I say this using my authority as a tall, overweight person. I am 6’3’’, which makes me eight inches taller than the average American male, and I weigh 220 pounds. I recognize there are other people who are taller and heavier than me, and I understand that not all larger-than-average individuals will agree with me. But suffice it to say, I’m often intensely uncomfortable on airplanes. The seats are too small for me, and I usually have to angle my legs either into the aisle — where they’re hit by the beverage cart — or into the wall — where they never quite fit — all because my legs lack the ability to pass through solid objects.

Sometimes, the person in front of me leans back and I have slightly less space. Do I rage against that person for their selfishness? No. Because I have a neat little trick I can do that provides me with more space: I can lean my chair back, too.

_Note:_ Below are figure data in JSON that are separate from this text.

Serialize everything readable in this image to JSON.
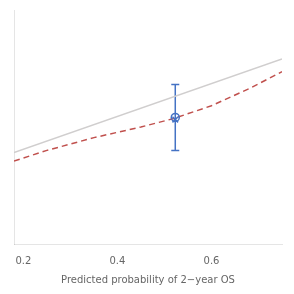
{
  "chart_data": {
    "type": "line",
    "xlabel": "Predicted probability of 2−year OS",
    "xlim": [
      0.18,
      0.75
    ],
    "xticks": [
      0.2,
      0.4,
      0.6
    ],
    "ylim": [
      -0.15,
      0.95
    ],
    "tick_labels": "x",
    "grid": false,
    "series": [
      {
        "type": "line",
        "color": "#d0cece",
        "line_style": "solid",
        "x": [
          0.18,
          0.75
        ],
        "values": [
          0.28,
          0.72
        ]
      },
      {
        "type": "line",
        "color": "#c0504d",
        "line_style": "dashed",
        "x": [
          0.18,
          0.25,
          0.35,
          0.45,
          0.52,
          0.6,
          0.68,
          0.75
        ],
        "values": [
          0.24,
          0.29,
          0.35,
          0.4,
          0.44,
          0.5,
          0.58,
          0.66
        ]
      },
      {
        "type": "scatter",
        "color": "#4472c4",
        "marker": "circle",
        "x": [
          0.523
        ],
        "values": [
          0.445
        ],
        "error_low": [
          0.29
        ],
        "error_high": [
          0.6
        ]
      },
      {
        "type": "scatter",
        "color": "#4472c4",
        "marker": "x",
        "x": [
          0.523
        ],
        "values": [
          0.435
        ]
      }
    ]
  }
}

Are we mad at the people who put us in this sardine-can prison? Are we mad at the people who designed airline seats using the physical rules of the M.C. Escher Universe? No. We’re mad at the guy who wants a little more space.

When I fly, I tend to resign myself to discomfort for the duration. I get up and walk around so I don’t get deep vein thrombosis and die. Usually the only place to walk to is the bathroom, which I also can barely fit in. If anyone tells you they’ve joined the Mile High Club, by the way, don’t believe them unless they’re Keebler Elves. There’s no way two full-size people can fit inside those aluminum closets.

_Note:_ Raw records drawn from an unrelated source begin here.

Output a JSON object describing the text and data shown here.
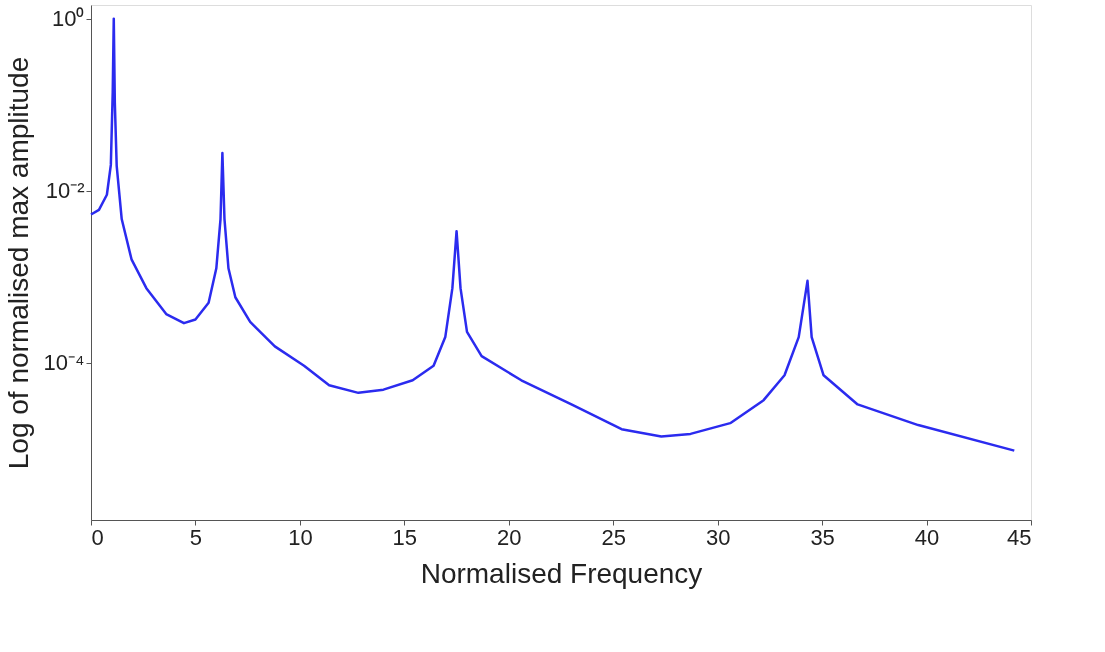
{
  "chart_data": {
    "type": "line",
    "xlabel": "Normalised Frequency",
    "ylabel": "Log of normalised max amplitude",
    "x": [
      0,
      0.38,
      0.76,
      0.95,
      1.04,
      1.09,
      1.14,
      1.23,
      1.47,
      1.94,
      2.65,
      3.6,
      4.45,
      5.0,
      5.63,
      6.0,
      6.2,
      6.29,
      6.39,
      6.58,
      6.91,
      7.62,
      8.8,
      10.2,
      11.4,
      12.8,
      14.0,
      15.4,
      16.4,
      16.96,
      17.3,
      17.5,
      17.69,
      18.0,
      18.7,
      20.6,
      23.0,
      25.4,
      27.3,
      28.7,
      30.6,
      32.2,
      33.2,
      33.88,
      34.3,
      34.5,
      35.07,
      36.7,
      39.6,
      44.2
    ],
    "series": [
      {
        "color": "#2b2bef",
        "values": [
          0.0053,
          0.006,
          0.009,
          0.02,
          0.14,
          1.0,
          0.107,
          0.0195,
          0.0047,
          0.0016,
          0.00074,
          0.00037,
          0.00029,
          0.00032,
          0.0005,
          0.00126,
          0.0047,
          0.0275,
          0.0047,
          0.00126,
          0.00058,
          0.0003,
          0.000156,
          9.3e-05,
          5.5e-05,
          4.5e-05,
          4.9e-05,
          6.3e-05,
          9.3e-05,
          0.0002,
          0.00074,
          0.0034,
          0.00074,
          0.00023,
          0.00012,
          6.3e-05,
          3.3e-05,
          1.7e-05,
          1.4e-05,
          1.5e-05,
          2e-05,
          3.7e-05,
          7.2e-05,
          0.0002,
          0.0009,
          0.0002,
          7.2e-05,
          3.3e-05,
          1.9e-05,
          9.6e-06
        ]
      }
    ],
    "xlim": [
      0,
      45
    ],
    "xticks": [
      0,
      5,
      10,
      15,
      20,
      25,
      30,
      35,
      40,
      45
    ],
    "ylim": [
      1.5e-06,
      1.44
    ],
    "yticks": [
      {
        "value": 1,
        "label": "10⁰"
      },
      {
        "value": 0.01,
        "label": "10⁻²"
      },
      {
        "value": 0.0001,
        "label": "10⁻⁴"
      }
    ],
    "log": "y",
    "grid": false,
    "legend": false,
    "marker": "none",
    "line_style": "solid"
  }
}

But discomfort is part and parcel of modern flying. It’s there along with taking your shoes off when going through security and getting the most intimate areas of your body looked at by a stranger using one of those newfangled peeping-Tom machines.

There are so many little indignities involved in flying these days: paying exorbitant amounts to bring any piece of luggage that can hold more than a book of matches, getting eye-fucked by lecherous security employees, being treated like a war criminal by airline employees, having to turn off your Kindle pre-flight for “security reasons,” not being able to say “The real security risk is what I’ll do if I don’t get to read Harry Potter during takeoff” without getting tasered by a burly ex-Marine Air Marshal, having to connect through the Atlanta airport, and so on.

But the indignity we’ve chosen as the last straw is when our fellow passengers try to alleviate their suffering by desperately squeaking their seat back three and a half inches. Are we mad at the people who put us in this sardine-can prison? Are we mad at the people who designed airline seats using the physical rules of the M.C. Escher Universe? No. We’re mad at the guy who wants a little more space.

Call me a conspiracy theorist, but I wouldn’t be surprised if all the CEOs of all the airlines gathered together last year around a Strangelovian war room table and, after worrying about rising customer dissatisfaction, decided to create the nefarious Knee Defender contraption that’s caused a number of these passenger-on-passenger skirmishes. “Maybe if we make them think this is each other’s fault,” they said, “they’ll stop complaining about us and fight each other!”

And, oh, how it worked. Instead of opting for more comfortable (not to mention more environmentally friendly) modes of transportation, we went to war with each other. They’ve successfully wagged the dog.